The London-based company scored an FDA designation called Regenerative Medicine Advanced Therapy, or RMAT, for its Phase III drug NSR-REP1. The therapy is designed to treat choroideremia, a rare genetic condition that causes progressive vision loss, by correcting mutations in the CHM gene.
“Receiving RMAT designation for NSR-REP1 highlights the potential of this gene therapy to maintain and improve visual acuity in choroideremia,” said Dave Fellows, Nightstar’s CEO, in a statement. “This designation further underscores a recognition of the serious nature of choroideremia and the urgent need to develop new treatments for those affected by inherited retinal diseases that would otherwise lead to blindness. We look forward to working closely with the FDA to discuss the NSR-REP1 development program and to determine how we can accelerate the pathway for making NSR-REP1 available to choroideremia patients.”
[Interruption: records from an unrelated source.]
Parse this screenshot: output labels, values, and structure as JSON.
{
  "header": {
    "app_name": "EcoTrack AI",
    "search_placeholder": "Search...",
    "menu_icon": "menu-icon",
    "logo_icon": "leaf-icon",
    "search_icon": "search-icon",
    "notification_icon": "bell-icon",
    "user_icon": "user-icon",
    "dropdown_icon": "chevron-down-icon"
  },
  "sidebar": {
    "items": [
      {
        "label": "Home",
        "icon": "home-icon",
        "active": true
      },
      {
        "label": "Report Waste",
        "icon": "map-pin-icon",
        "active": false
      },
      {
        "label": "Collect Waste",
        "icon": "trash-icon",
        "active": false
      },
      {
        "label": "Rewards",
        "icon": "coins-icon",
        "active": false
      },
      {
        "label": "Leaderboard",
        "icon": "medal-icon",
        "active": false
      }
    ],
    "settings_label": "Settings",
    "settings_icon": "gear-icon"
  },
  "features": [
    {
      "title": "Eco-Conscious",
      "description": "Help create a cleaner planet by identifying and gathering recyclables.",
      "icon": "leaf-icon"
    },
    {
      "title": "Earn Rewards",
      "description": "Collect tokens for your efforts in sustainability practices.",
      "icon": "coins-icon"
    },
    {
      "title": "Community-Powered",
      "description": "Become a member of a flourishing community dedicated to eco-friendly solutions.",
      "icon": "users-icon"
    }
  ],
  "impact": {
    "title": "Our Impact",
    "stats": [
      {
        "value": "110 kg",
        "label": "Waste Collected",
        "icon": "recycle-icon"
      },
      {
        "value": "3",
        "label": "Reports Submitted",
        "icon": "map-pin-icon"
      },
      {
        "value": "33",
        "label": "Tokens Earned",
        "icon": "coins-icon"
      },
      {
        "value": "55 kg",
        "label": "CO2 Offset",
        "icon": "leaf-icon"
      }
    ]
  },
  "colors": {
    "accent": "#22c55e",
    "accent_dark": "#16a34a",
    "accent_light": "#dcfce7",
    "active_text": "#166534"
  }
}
RMAT includes all the benefits of the fast track and breakthrough designations, including early interactions between the FDA and sponsors. Back when RMAT was first created (as part of the 21st Century Cures Act), drugmakers worried gene therapies would be excluded. That’s because the FDA didn’t explicitly include gene therapies in the first description of the designation. The agency remedied that, however, last November.
Unlike the breakthrough designation, RMAT doesn’t require evidence that the drug may offer a substantial improvement over available therapies. And like breakthrough designations, getting an RMAT designation doesn’t mean the product will be approved and does not change the standards for safety and effectiveness needed for approval.
RMAT designation for NSR-REP1 was based on clinical data supporting the maintenance and improvement of visual acuity from completed Phase I/II trials in choroideremia patients, the company said. The drug is now in Phase III trials.
Nightstar’s stock $NITE, which first listed on Nasdaq last September, is up nearly 6% on the news.